As a resident of Michigan and a guy concerned with environmental and sustainability issues, I’ve always had a love-hate relationship with the auto industry. On one hand, auto emissions are a main source of greenhouse gasses and the international thirst for oil, as gasoline production accounts for almost half of our oil use. On the other hand, friends, family, neighbors and the community depend very notably on income from the auto manufacturing sector.
The foundry just a few hundred feet from where I grew up employs hundreds of good folks with good paying jobs and benefits. They manufacture parts for car companies, both foreign and domestic. So when things are going well for the auto industry, the local economy does decent. But when the domestic auto industry is in a slump, the economy pretty much collapses. There was about a 10-year stretch until the recent auto rescue when the Michigan economy was in a free-fall and lost almost a million jobs in a decade. WUMP. And believe me, you could see it every day in the news: companies and mom-and-pop shops closing; layoff reports; and boarded-up windows at malls and local retail spaces.
I definitely cheer the resurgence of the auto industry as it puts people and manufacturers back to work. And I even admit that I kind of like the smell of the foundry air when I happen to be at the hardware store near my old neighborhood.
I cheer even louder, however, when part of that resurgence is coupled with growing normalization of plug-in electric vehicles on our roads and in our neighborhoods. I cheer for electric cars parked in the grocery store parking lot like any other mortal’s car. “Just stopping in to get eggs and milk. In my electric car.”
No longer is the electric car just one more of the future wonders to be found in Popular Science magazine. Now they’re on the roads, the ultimate proving ground. And as actual use grows, so does the supporting infrastructure. Charging stations are sprouting up in communities across America, reducing the anxieties later adopters of electric cars may have about how to charge the car up on the go. Little old Muskegon, Mich. has no fewer than 14 of them throughout the city.
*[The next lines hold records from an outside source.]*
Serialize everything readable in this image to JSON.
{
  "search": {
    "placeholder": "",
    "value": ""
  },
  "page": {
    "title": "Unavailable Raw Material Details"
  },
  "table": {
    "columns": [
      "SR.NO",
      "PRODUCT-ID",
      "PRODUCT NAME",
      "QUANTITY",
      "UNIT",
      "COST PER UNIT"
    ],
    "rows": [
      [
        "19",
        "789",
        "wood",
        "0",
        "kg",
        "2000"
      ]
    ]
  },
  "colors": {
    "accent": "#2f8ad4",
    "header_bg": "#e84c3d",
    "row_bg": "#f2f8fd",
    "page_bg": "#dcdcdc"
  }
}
Also encouraging is the continued growth of traditional hybrid vehicles, which grew by 15.3 percent over the last year to 489,413 cars.
Cars in 2013 also broke a record for average fuel efficiency in new cars at 24.9 MPG. That number is going to jump even higher as new, federally mandated fuel efficiency standards come into play, which require average fuel efficiency to be 54.5 MPG by 2025 – more efficient than even the smaller, fuel-sipping cars are today.
It’s heartening to see a cleaner change of direction in the automotive industry, and it’s heartening to see consumers embracing that future. Also, it’s great to see friends and neighbors going back to work.